Le voyage en avion n'est pas tout-à-fait direct : il y a une découverte de l'île Maurice et de l'aéroport de Johanesbourg au programme. Ça a été amusant de faire un tour à Maurice : c'est la première fois que j'arrivais dans un pays sans connaître la langue, la monnaie, la religion, ni les formalités douanières. Je me suis dit que comme c'est une île touristique, ça devait être facile. Bref, les Mauriciens sont hindous, ils roulent à gauche, ils commercent avec des roupies, parlent français aux touristes, et créole entre eux. Encore des gens qui ne savent pas choisir...

Au bout de 2 jours d'avion, j'arrive à Maputo, la capitale ! (Oui, j'ai loupé une correspondance, du coup on m'a offert l'hôtel et le restaurant à Johannesbourg). Après avoir traversé, en taxi, les bidonvilles qui s'étalent autour de la ville, j'ai sillonné le centre-ville à pied. Une sorte de sable rouge tapisse les rues, et se déplace au gré des vents. Le marché central s'étend à travers les rues voisines, où les vendeurs, ou les artisans, déposent leurs bibelots ou leur savoir-faire le long des trottoirs. Ça me faisait penser à Kingston, en Jamaïque. Le nom des rues rappelle l'orientation politique du gouvernement : Ho-Chi-Minh, Kim-Il-Sung, Robert Mugabe, Mao-Tze-Tung, Wladimir Lénine... Ce sont les rebelles communistes qui ont été nommé à la tête du pays au départ des colons portugais, en 75. J'ai croisé beaucoup d' "artistes", qui vendaient tous les mêmes toiles, et demandaient surtout de l'argent pour manger. Dans les quartiers riches, le soir, les jeunes allaient courir, faire de la gym, souvent en groupe, parfois avec un coach. Un peu comme dans les parcs parisiens ou montpelliérains.

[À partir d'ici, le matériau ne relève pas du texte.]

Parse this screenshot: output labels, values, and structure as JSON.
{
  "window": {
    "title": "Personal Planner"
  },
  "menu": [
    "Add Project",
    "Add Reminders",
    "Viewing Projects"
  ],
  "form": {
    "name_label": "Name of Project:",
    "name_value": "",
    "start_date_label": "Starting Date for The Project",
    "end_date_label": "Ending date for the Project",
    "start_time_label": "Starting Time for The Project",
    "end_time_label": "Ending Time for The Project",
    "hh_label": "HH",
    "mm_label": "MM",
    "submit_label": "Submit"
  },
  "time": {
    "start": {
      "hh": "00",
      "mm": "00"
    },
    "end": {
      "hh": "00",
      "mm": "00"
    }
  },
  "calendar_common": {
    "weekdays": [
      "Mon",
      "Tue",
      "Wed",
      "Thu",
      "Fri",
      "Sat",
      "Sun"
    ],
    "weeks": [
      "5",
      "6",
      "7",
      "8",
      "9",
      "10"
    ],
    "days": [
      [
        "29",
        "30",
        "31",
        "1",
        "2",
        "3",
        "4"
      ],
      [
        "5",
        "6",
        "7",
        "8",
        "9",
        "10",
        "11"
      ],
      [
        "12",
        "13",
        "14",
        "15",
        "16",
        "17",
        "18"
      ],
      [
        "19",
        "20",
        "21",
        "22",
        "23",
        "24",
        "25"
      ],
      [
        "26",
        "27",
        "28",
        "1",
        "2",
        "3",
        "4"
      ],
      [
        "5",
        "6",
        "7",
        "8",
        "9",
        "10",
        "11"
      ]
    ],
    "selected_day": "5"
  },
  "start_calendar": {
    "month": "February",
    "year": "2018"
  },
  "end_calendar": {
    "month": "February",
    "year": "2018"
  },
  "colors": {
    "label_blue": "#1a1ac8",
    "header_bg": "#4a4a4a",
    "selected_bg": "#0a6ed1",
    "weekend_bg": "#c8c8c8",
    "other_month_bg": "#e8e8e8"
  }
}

Pour rejoindre ma Cousine, il me faut parcourir les 3/4 du pays, c'est-à-dire 1800 km, en bus. Je ne suis pas rendu... Je décide de faire deux haltes pour visiter le pays. Depuis le début des années 90 et la fin de la guerre civile, le Moz' est un grand pays calme. Ils essaient de développer le tourisme, grâce à leurs grandes plages et leurs réserves naturelles. Il y a des hôtels qui poussent, mais les infrastructures ont du mal à suivre.

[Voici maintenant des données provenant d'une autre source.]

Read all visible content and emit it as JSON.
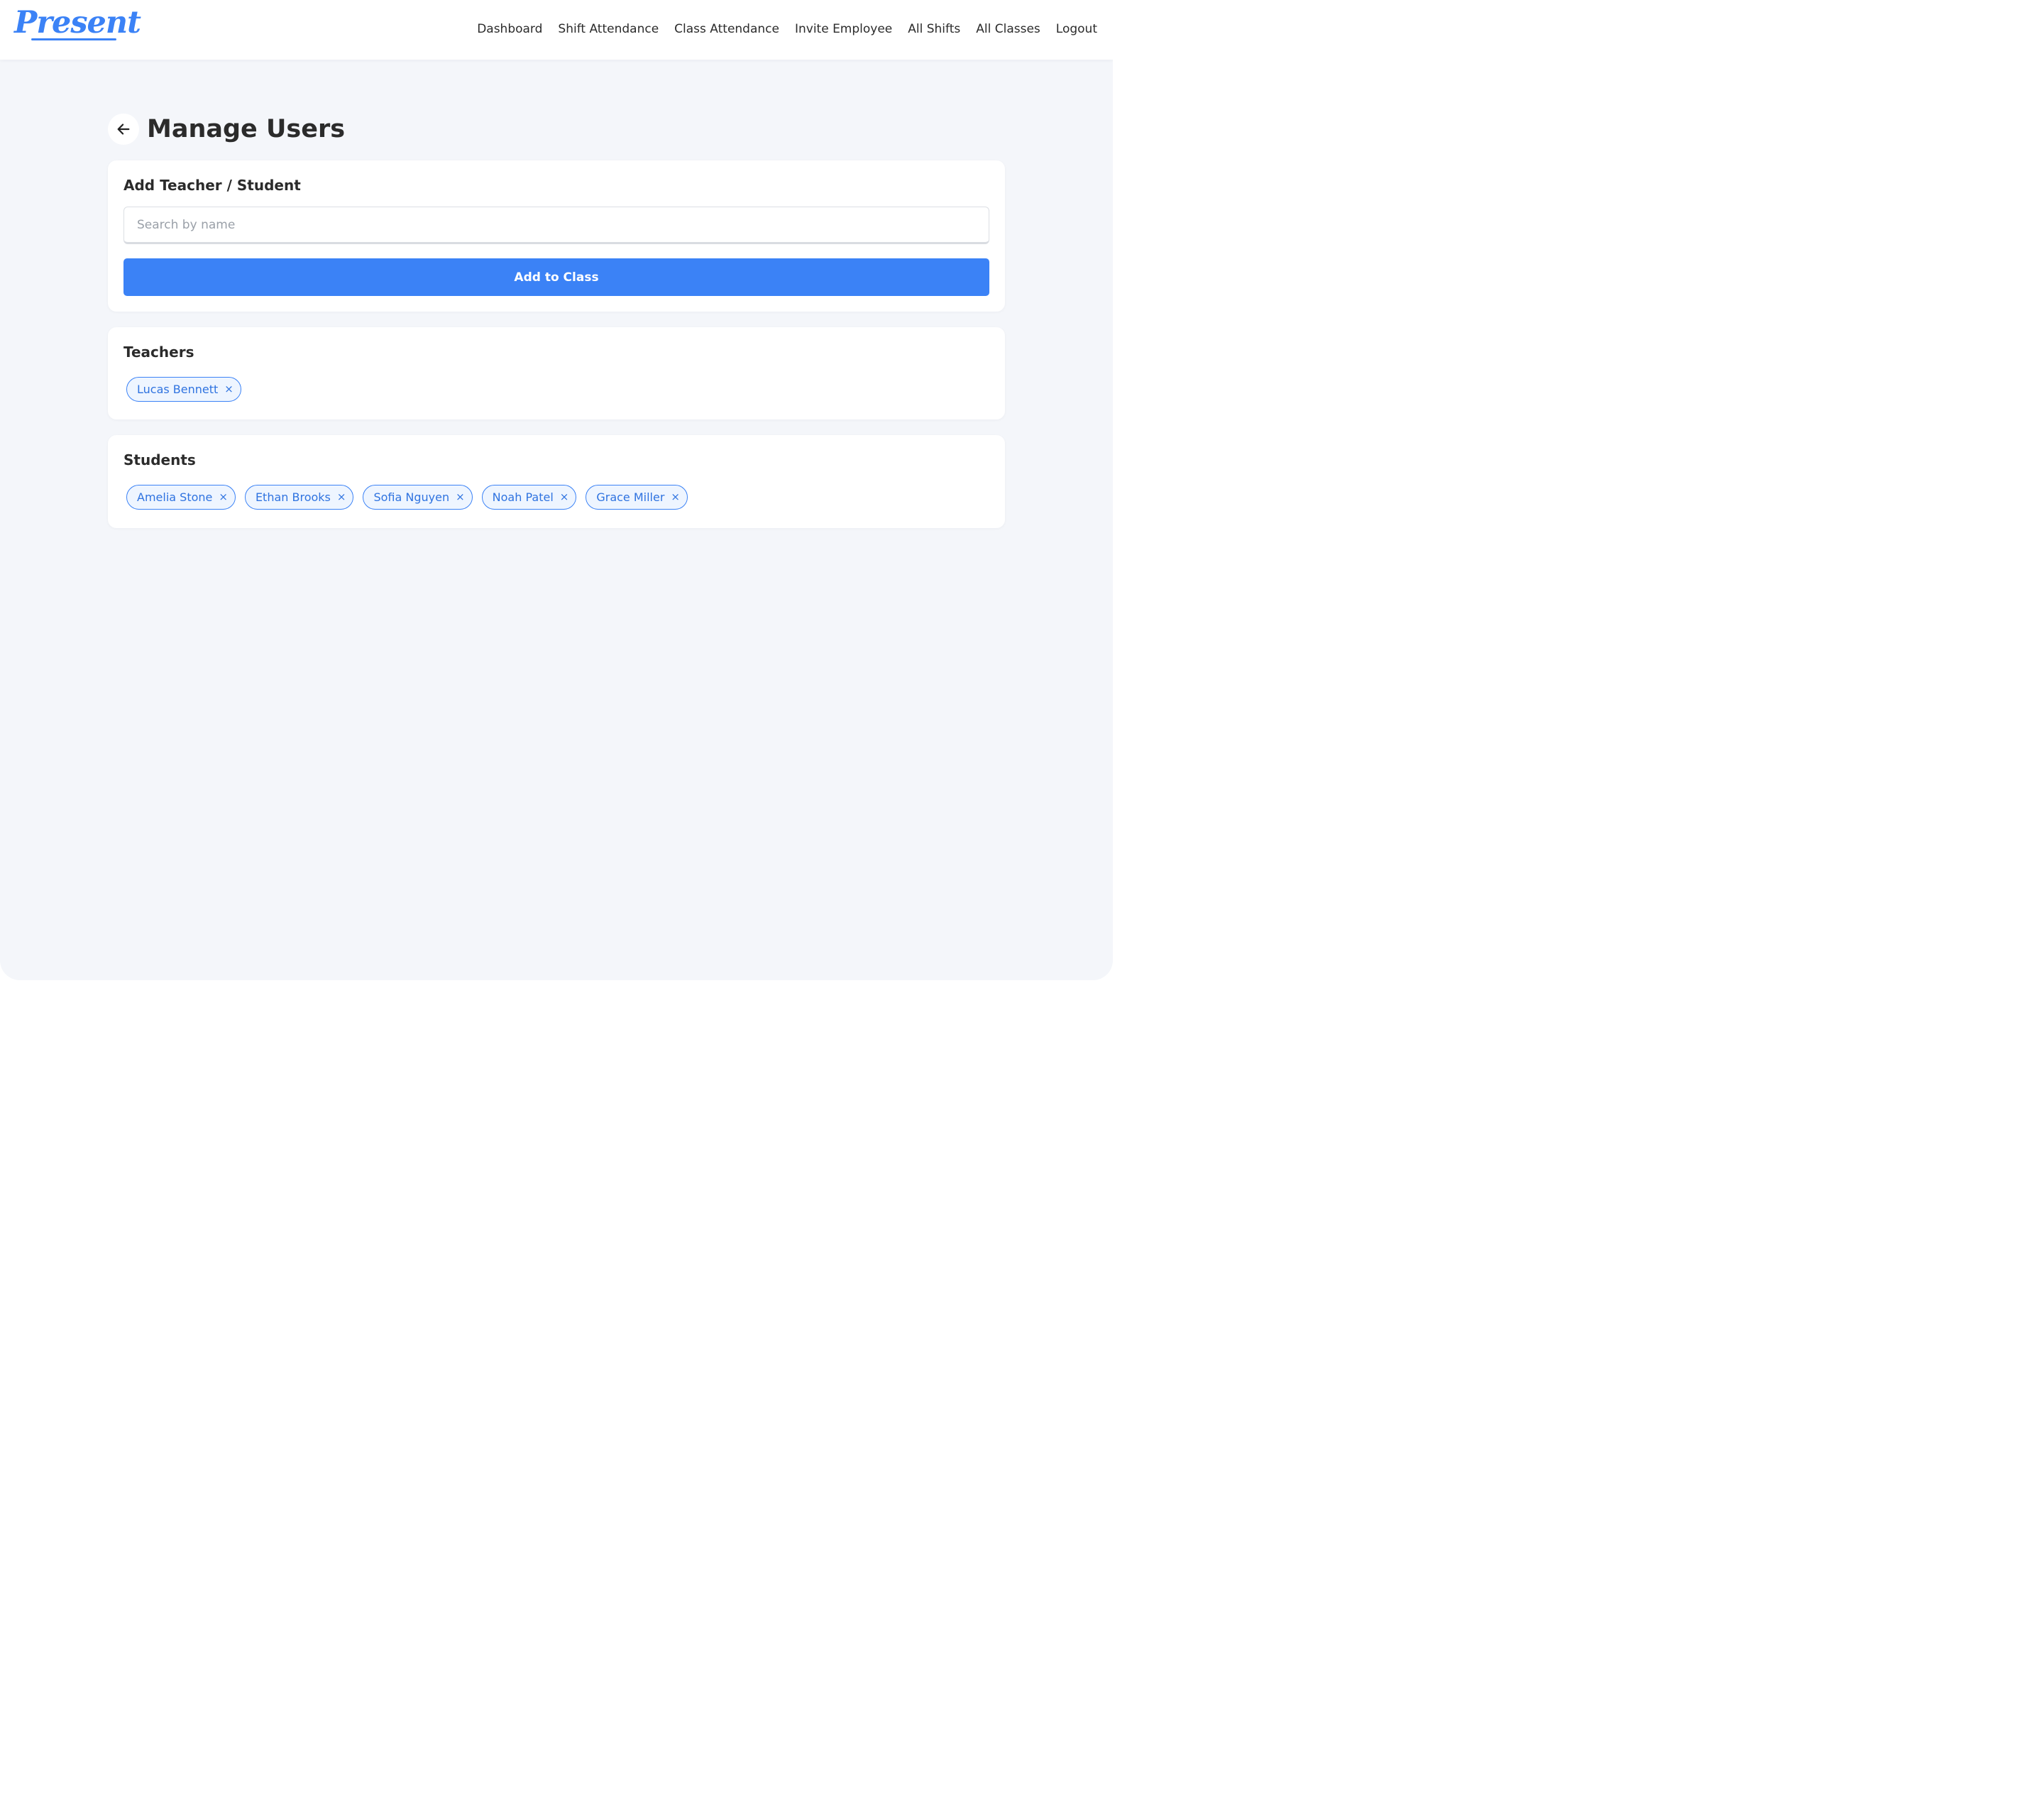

Le voyage pour Inhambane est confortable. La ville est calée dans une presqu'île : il faut prendre le bateau pour la rejoindre. Je n'ai pas eu de mal à trouver un bon emplacement pour mon hamac, avec vue sur la mer. A quelques kilomètres de là se trouve Tofo, spot pour surfeur, avec sa grande plage presque déserte, ses bars, ses concerts. Et aussi ses plongeurs, qui ont la possibilité de nager au milieu de raies manta, de requins-baleine, de dauphins, et même de dugong pour les plus chanceux. Pour ma part, j'ai croisé quelques fauves sur la route : des chèvres, des vaches, et même des chats ! Heureusement, ils n'ont pas l'air agressifs.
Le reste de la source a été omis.